Atlanta Public Schools has a lot to be thankful for! This fall, the District celebrated four newly renovated elementary schools with official ribbon-cutting ceremonies at Beecher Hills Elementary School on Oct. 30, Harper-Archer Elementary School on Nov. 7, Tuskegee Airmen Global Academy on Nov. 13, and Kindezi at Gideons Elementary School on Nov. 15.
The renovations were funded by the education special-purpose local-option sales tax (E-SPLOST) of 1 percent that voters approved in 2016.
Nearly 100 students, staff, parents and community members attended Kindezi at Gideons Elementary School’s official ribbon-cutting ceremony.

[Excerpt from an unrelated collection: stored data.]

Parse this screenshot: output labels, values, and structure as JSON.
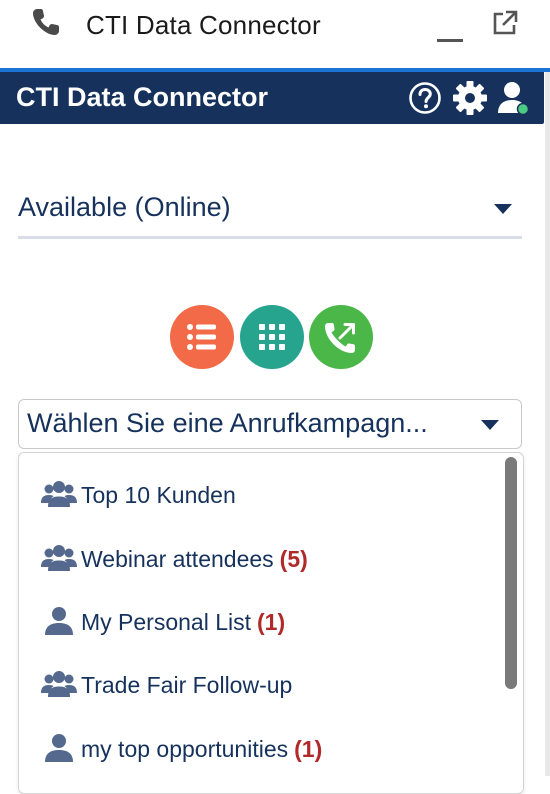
{
  "window": {
    "title": "CTI Data Connector",
    "icons": [
      "phone-icon",
      "minimize-icon",
      "popout-icon"
    ]
  },
  "header": {
    "title": "CTI Data Connector",
    "icons": [
      "help-icon",
      "gear-icon",
      "user-status-icon"
    ],
    "background": "#16325c"
  },
  "status": {
    "value": "Available (Online)"
  },
  "actions": [
    {
      "name": "call-list-button",
      "icon": "list-icon",
      "color": "#f26a48"
    },
    {
      "name": "dialpad-button",
      "icon": "dialpad-icon",
      "color": "#26a48e"
    },
    {
      "name": "outbound-call-button",
      "icon": "outbound-call-icon",
      "color": "#4bb749"
    }
  ],
  "campaign": {
    "placeholder": "Wählen Sie eine Anrufkampagn..."
  },
  "campaign_list": [
    {
      "label": "Top 10 Kunden",
      "count": "",
      "icon": "group-icon"
    },
    {
      "label": "Webinar attendees",
      "count": "(5)",
      "icon": "group-icon"
    },
    {
      "label": "My Personal List",
      "count": "(1)",
      "icon": "person-icon"
    },
    {
      "label": "Trade Fair Follow-up",
      "count": "",
      "icon": "group-icon"
    },
    {
      "label": "my top opportunities",
      "count": "(1)",
      "icon": "person-icon"
    }
  ],
  "colors": {
    "accent_line": "#1b74d4",
    "count": "#b02a2a",
    "text": "#16325c",
    "online": "#4bca81"
  }
}
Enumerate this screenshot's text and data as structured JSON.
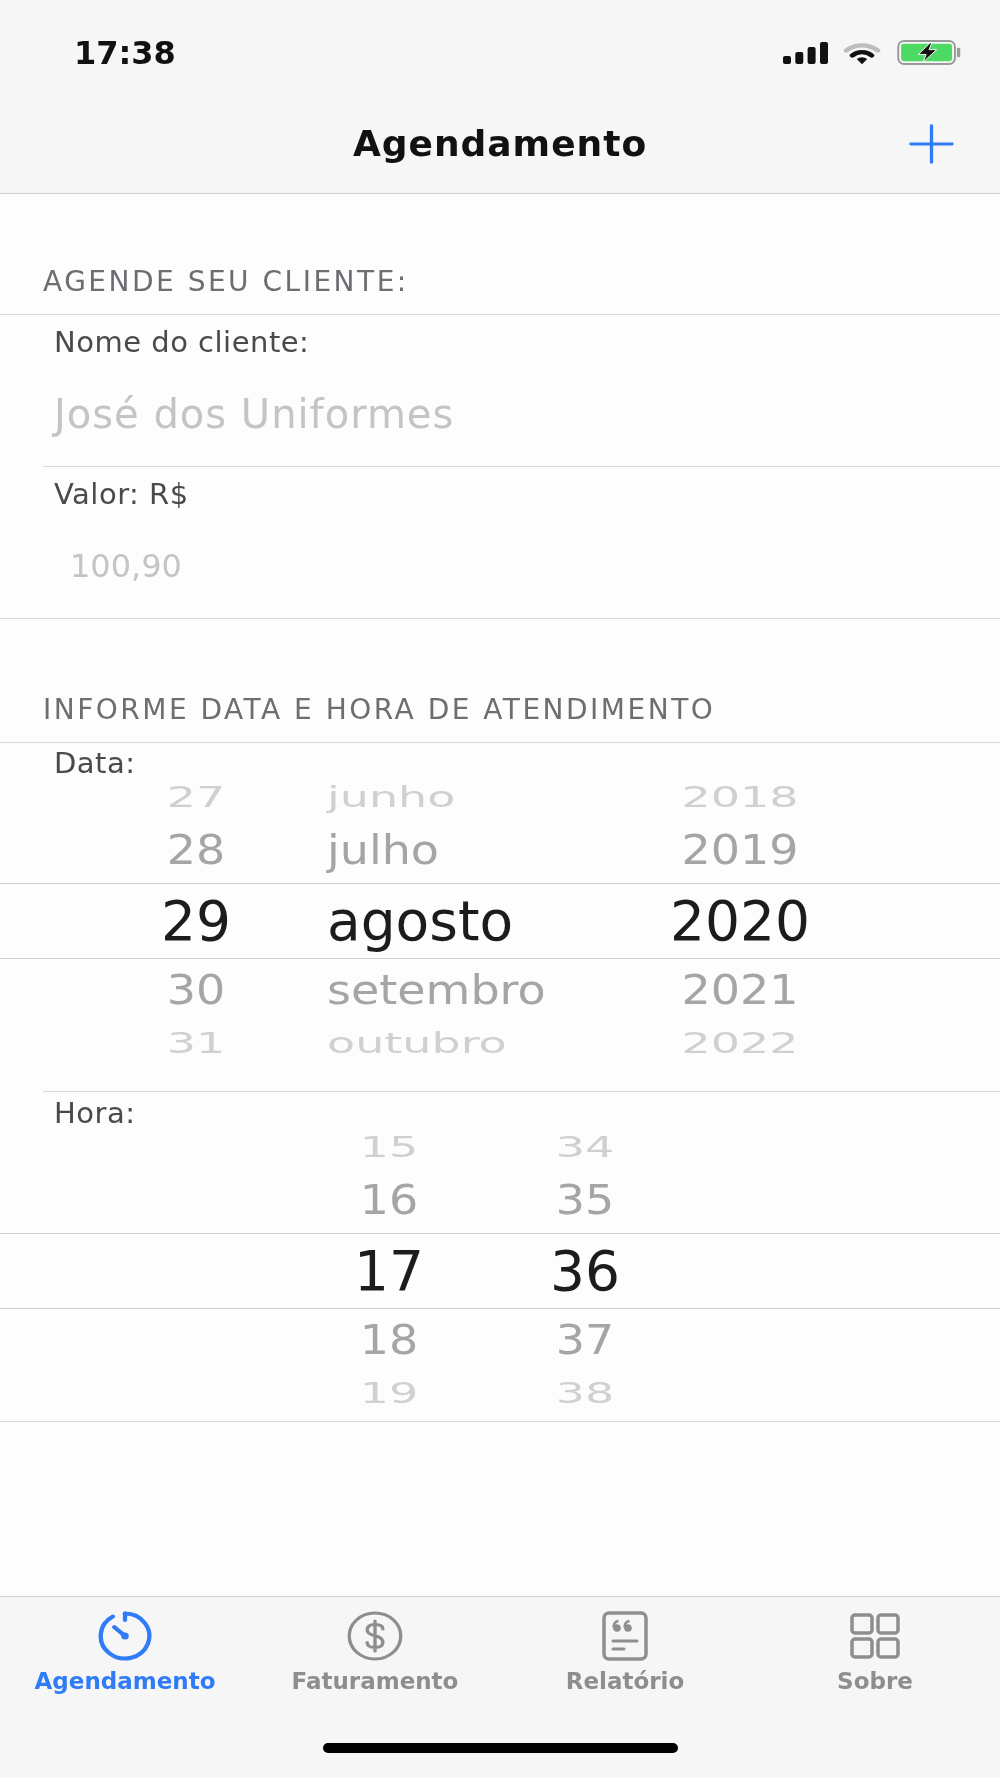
{
  "status_bar": {
    "time": "17:38"
  },
  "nav_bar": {
    "title": "Agendamento"
  },
  "client_section": {
    "header": "AGENDE SEU CLIENTE:",
    "fields": [
      {
        "kind": "text",
        "label": "Nome do cliente:",
        "placeholder": "José dos Uniformes"
      },
      {
        "kind": "number",
        "label": "Valor: R$",
        "placeholder": "100,90"
      }
    ]
  },
  "schedule_section": {
    "header": "INFORME DATA E HORA DE ATENDIMENTO",
    "pickers": [
      {
        "kind": "date",
        "label": "Data:",
        "columns": [
          {
            "items": [
              {
                "text": "27",
                "selected": false
              },
              {
                "text": "28",
                "selected": false
              },
              {
                "text": "29",
                "selected": true
              },
              {
                "text": "30",
                "selected": false
              },
              {
                "text": "31",
                "selected": false
              }
            ]
          },
          {
            "items": [
              {
                "text": "junho",
                "selected": false
              },
              {
                "text": "julho",
                "selected": false
              },
              {
                "text": "agosto",
                "selected": true
              },
              {
                "text": "setembro",
                "selected": false
              },
              {
                "text": "outubro",
                "selected": false
              }
            ]
          },
          {
            "items": [
              {
                "text": "2018",
                "selected": false
              },
              {
                "text": "2019",
                "selected": false
              },
              {
                "text": "2020",
                "selected": true
              },
              {
                "text": "2021",
                "selected": false
              },
              {
                "text": "2022",
                "selected": false
              }
            ]
          }
        ]
      },
      {
        "kind": "time",
        "label": "Hora:",
        "columns": [
          {
            "items": [
              {
                "text": "15",
                "selected": false
              },
              {
                "text": "16",
                "selected": false
              },
              {
                "text": "17",
                "selected": true
              },
              {
                "text": "18",
                "selected": false
              },
              {
                "text": "19",
                "selected": false
              }
            ]
          },
          {
            "items": [
              {
                "text": "34",
                "selected": false
              },
              {
                "text": "35",
                "selected": false
              },
              {
                "text": "36",
                "selected": true
              },
              {
                "text": "37",
                "selected": false
              },
              {
                "text": "38",
                "selected": false
              }
            ]
          }
        ]
      }
    ]
  },
  "tab_bar": {
    "tabs": [
      {
        "label": "Agendamento",
        "selected": true
      },
      {
        "label": "Faturamento",
        "selected": false
      },
      {
        "label": "Relatório",
        "selected": false
      },
      {
        "label": "Sobre",
        "selected": false
      }
    ]
  }
}
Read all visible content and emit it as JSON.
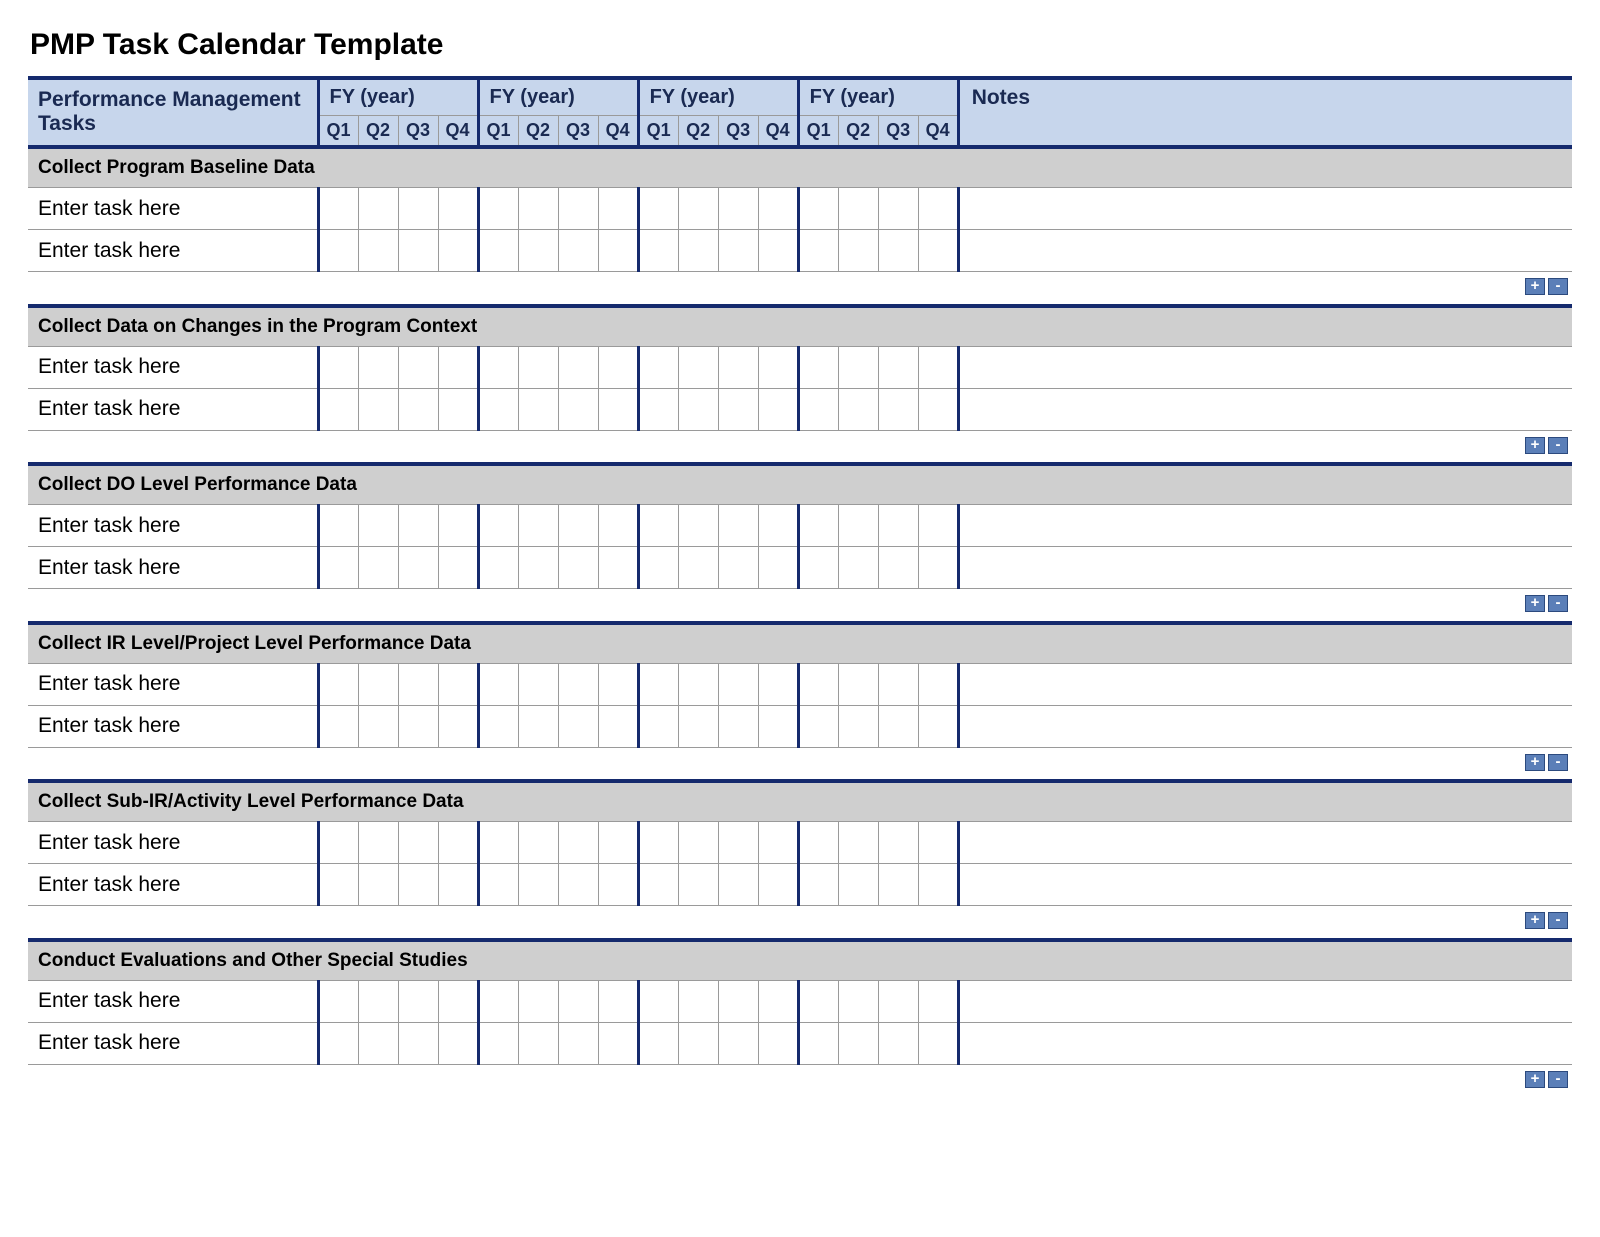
{
  "title": "PMP Task Calendar Template",
  "header": {
    "tasks_label": "Performance Management Tasks",
    "fy_label": "FY  (year)",
    "quarters": [
      "Q1",
      "Q2",
      "Q3",
      "Q4"
    ],
    "notes_label": "Notes"
  },
  "task_placeholder": "Enter task here",
  "sections": [
    {
      "label": "Collect Program Baseline Data"
    },
    {
      "label": "Collect Data on Changes in the Program Context"
    },
    {
      "label": "Collect DO Level Performance Data"
    },
    {
      "label": "Collect IR Level/Project Level Performance Data"
    },
    {
      "label": "Collect Sub-IR/Activity Level Performance Data"
    },
    {
      "label": "Conduct Evaluations and Other Special Studies"
    }
  ],
  "controls": {
    "add": "+",
    "remove": "-"
  }
}
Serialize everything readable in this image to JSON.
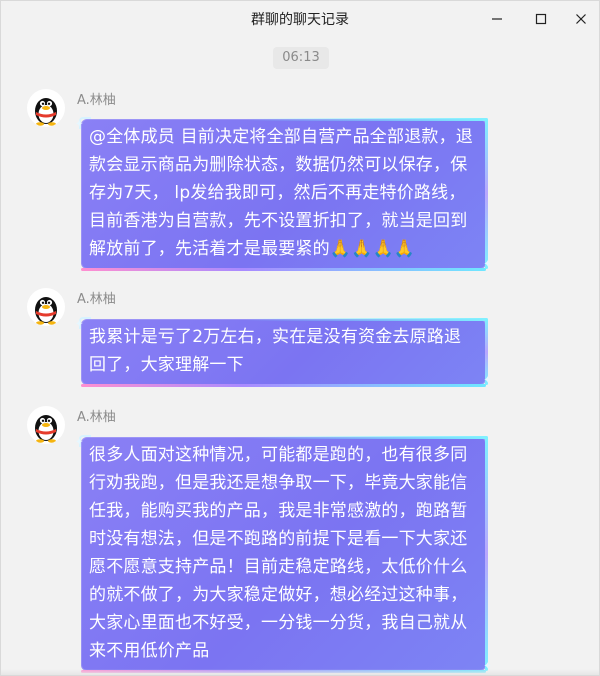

The stunning, state-of-the art, $17 million project now features a main school building with renovated classrooms, administrative offices and new main entry way. Other features include improvements to the cafeteria, media center, auditorium, and updates to systems across the campus.
First constructed in 1958, the new Kindezi at Gideons Elementary School building also features an improved playground and bus drop-off zone, all signs of a 21st-century legacy school. Gideons was last renovated in 2000.
“When I visited Gideons Elementary School on Day Two in 2016, this building was among our schools most in need of repair – both structurally and educationally. Systems were failing inside and out,” Dr. Carstarphen said in her remarks. “The original school front along Hobson Street hardly sparked awe and inspiration. But when I came to Gideons on Day One this year, I could see why Principal Danielle Washington and Matt Underwood, our executive director of innovation, were so eager to show off this beautiful school. This renovation is a revelation!”
The event also featured inspiring remarks from Board Vice Chair Eshe Collins; Principal Danielle Washington; Dean Leeper, executive director of The Kindezi Schools; and Chrystal Washington, granddaughter of the school’s namesake, Charles L. Gideons. The Gideons African Dance Ensemble also provided the audience with a rousing performance.
During her remarks, Chrystal Washington told the audience that her grandfather was Rev. Martin Luther King Jr.’s mentor. She also encouraged the students to aim high in honor of their school’s namesake, who was a former principal at Booker T. Washington High School.
“My grandfather was raised in a poor household, went to school with safety pins in his shoes, but he went on to get his doctorate degree,” said Washington, who is a retired APS teacher. “I want you to continue to make yourself and your parents proud.”